Honestly: I don't know yet. This began as a weekend curiosity, and I soon started running into walls. Here are my conclusions:

Attention data is incomplete

It is definitely possible to measure attention over a long piece of text using viewport data and cursor movements. However, what happens in the reader’s brain when attending to a snippet remains a mystery, and might be the more important missing piece.

Working memory is noisy

Working memory can be approximated based on your computer activity — they’re effectively a semantic layer over your computer logs. But most of this information is useless and noisy. When you input text to the LLM, your brain is forced to compress your intent into the message, which is pure signal.

Knowing how to use the information is difficult

Measuring attention and working memory only give you scores — but a score by itself tells you nothing about what to do.

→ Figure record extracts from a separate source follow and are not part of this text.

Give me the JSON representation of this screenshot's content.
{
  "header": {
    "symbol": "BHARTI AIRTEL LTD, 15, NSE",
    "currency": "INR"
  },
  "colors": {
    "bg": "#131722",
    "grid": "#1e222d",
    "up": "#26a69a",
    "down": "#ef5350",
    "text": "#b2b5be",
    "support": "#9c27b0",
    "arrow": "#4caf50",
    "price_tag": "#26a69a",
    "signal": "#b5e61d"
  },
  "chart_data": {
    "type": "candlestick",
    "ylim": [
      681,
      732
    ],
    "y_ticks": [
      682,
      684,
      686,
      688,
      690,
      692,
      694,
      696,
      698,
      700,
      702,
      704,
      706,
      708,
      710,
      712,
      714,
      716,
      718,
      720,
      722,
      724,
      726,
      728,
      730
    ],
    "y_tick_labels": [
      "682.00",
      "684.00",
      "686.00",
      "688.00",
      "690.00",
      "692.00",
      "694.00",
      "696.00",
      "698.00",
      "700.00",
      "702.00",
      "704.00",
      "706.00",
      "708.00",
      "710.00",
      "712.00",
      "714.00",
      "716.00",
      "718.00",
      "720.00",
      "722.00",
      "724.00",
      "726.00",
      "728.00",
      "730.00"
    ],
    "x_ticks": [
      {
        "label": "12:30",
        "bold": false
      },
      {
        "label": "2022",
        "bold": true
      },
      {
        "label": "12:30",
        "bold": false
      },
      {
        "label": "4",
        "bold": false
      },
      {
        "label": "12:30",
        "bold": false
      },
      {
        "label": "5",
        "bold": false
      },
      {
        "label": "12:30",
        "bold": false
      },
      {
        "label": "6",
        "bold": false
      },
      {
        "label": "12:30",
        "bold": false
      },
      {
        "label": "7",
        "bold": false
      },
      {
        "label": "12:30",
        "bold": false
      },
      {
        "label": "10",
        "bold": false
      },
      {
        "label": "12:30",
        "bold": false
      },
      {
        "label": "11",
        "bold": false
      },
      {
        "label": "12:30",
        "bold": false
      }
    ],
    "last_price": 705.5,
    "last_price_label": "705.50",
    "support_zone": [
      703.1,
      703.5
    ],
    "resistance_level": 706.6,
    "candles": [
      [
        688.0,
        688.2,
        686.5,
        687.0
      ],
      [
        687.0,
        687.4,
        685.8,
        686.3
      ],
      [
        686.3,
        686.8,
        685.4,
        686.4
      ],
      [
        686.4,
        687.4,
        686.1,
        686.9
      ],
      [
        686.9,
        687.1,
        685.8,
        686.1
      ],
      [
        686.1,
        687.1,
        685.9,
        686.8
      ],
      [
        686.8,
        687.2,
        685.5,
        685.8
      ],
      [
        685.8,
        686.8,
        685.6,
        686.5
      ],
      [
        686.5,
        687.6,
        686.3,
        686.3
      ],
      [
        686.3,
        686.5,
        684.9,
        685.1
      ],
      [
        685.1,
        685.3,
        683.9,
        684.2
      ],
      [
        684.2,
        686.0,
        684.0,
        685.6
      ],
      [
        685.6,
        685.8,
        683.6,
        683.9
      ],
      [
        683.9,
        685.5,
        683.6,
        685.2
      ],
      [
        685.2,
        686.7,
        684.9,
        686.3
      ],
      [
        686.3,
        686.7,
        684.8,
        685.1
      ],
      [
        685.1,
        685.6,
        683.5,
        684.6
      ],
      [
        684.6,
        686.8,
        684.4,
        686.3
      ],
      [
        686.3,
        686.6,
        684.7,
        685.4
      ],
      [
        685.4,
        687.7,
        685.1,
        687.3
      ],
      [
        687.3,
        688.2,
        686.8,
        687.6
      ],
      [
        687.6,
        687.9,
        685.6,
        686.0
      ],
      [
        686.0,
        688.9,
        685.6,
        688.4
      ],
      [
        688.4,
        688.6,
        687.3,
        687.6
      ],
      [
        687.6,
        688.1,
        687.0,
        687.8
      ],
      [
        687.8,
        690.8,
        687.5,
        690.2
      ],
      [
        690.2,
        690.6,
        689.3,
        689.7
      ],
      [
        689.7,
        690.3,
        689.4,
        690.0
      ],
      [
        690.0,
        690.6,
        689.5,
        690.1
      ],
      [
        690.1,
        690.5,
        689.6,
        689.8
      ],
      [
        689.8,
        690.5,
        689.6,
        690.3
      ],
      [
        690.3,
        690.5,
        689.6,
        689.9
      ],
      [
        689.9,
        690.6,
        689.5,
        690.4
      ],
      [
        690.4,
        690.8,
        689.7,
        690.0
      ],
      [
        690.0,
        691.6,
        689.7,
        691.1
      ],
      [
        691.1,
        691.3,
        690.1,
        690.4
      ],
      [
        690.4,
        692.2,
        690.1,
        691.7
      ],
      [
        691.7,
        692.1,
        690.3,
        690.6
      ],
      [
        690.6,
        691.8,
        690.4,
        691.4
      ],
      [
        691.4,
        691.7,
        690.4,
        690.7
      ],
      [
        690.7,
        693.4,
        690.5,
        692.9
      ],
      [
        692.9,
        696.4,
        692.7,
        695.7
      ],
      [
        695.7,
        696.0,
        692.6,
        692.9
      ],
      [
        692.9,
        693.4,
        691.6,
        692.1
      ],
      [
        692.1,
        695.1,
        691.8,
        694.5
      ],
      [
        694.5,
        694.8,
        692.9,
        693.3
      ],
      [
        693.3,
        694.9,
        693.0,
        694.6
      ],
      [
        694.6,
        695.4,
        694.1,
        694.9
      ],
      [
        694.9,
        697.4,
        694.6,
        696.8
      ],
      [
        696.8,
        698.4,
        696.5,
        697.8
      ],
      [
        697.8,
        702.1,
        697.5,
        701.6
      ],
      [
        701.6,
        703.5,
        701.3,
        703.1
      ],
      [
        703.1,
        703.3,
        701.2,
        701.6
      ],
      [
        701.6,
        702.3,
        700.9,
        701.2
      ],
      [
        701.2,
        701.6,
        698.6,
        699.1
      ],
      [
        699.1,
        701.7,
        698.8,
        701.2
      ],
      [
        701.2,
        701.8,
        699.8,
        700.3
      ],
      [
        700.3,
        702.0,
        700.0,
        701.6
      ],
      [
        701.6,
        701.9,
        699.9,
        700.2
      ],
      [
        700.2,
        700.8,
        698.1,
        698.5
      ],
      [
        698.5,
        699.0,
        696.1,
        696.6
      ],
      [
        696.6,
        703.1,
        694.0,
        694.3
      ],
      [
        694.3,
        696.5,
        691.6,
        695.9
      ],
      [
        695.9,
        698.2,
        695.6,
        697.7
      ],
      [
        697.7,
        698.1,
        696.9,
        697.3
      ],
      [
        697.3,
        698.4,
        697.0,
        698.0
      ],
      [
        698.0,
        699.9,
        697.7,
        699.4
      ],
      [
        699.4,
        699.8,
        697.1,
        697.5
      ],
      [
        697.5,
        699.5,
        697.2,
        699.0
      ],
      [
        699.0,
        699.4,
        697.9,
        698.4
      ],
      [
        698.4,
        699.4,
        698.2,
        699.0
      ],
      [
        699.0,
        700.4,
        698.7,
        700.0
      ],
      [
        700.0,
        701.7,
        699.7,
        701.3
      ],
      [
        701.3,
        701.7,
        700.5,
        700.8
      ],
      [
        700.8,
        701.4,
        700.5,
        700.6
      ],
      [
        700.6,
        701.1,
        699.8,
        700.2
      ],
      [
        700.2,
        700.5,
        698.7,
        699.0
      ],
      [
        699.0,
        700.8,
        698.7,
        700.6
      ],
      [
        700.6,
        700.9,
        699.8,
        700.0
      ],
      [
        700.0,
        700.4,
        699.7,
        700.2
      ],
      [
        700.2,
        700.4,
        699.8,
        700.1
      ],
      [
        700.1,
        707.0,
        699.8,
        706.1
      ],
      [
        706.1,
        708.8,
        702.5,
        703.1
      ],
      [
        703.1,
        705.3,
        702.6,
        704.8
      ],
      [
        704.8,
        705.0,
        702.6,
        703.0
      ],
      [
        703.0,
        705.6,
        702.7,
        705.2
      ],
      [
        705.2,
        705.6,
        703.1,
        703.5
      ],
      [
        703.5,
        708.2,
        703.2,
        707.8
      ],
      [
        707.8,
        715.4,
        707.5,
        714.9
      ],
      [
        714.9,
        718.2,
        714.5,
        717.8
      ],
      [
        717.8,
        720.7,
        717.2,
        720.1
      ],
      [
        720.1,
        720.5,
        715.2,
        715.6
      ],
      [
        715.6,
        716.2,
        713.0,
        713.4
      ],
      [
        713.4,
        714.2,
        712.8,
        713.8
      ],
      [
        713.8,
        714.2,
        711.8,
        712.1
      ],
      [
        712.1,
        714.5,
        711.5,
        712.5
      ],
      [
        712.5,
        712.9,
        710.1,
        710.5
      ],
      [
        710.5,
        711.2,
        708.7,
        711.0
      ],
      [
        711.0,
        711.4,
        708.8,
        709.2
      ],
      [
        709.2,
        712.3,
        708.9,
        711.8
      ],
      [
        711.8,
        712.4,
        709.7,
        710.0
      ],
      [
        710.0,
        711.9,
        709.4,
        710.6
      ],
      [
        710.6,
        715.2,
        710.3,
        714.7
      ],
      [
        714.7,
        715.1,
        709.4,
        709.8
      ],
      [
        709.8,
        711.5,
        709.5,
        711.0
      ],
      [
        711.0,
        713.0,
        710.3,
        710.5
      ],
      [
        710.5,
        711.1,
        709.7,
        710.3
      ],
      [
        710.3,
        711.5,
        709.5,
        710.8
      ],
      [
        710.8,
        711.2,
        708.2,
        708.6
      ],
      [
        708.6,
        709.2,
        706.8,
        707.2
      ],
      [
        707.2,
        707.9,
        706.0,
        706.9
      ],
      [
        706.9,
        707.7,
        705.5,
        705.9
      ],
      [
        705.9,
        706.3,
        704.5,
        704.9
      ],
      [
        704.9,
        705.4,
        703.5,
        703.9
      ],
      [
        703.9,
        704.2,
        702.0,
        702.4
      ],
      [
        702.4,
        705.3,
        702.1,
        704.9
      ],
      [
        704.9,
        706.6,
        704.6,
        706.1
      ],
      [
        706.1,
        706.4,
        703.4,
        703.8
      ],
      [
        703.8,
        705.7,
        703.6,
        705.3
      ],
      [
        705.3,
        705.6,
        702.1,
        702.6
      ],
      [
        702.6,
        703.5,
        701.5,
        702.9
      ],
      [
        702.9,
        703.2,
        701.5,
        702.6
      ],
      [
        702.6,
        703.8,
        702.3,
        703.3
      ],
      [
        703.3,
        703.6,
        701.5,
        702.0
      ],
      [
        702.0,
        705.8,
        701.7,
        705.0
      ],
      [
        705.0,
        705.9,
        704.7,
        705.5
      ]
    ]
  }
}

That's the part nobody mentions about observability, human or otherwise. The dashboard is the easy 20%. Knowing what to do when the line moves is the whole job.

The final bottleneck

We spent years making machines observable to us. Traces, metrics, evals, interpretability — an entire stack for inferring a system's hidden state from its outputs. The other direction barely exists. The human stays a black box, emitting signal the whole time, and we throw nearly all of it away.

That's the bottleneck. As the bandwidth between humans and machines widens, we will be able to expand beyond text — to video, brain activity, possibly even heart rate and hormones.

What’s unclear is the marginal improvement to quality this will bring. Written language is great precisely because it makes you refine and compress your thoughts, edit them, and signal intent directly. The richest signal might be the one you choose to send, not the one leaking out while you read.

But that's a bet about degree, not direction. Even if the typed message stays the highest-bandwidth channel, it's still a brute approximation for everything that happened in your head. The human is the last unobserved system in the loop — emitting signal the whole time, almost all of it discarded. Whether we read it from a cursor, a camera, or something we haven't built yet, that's the next thing worth instrumenting.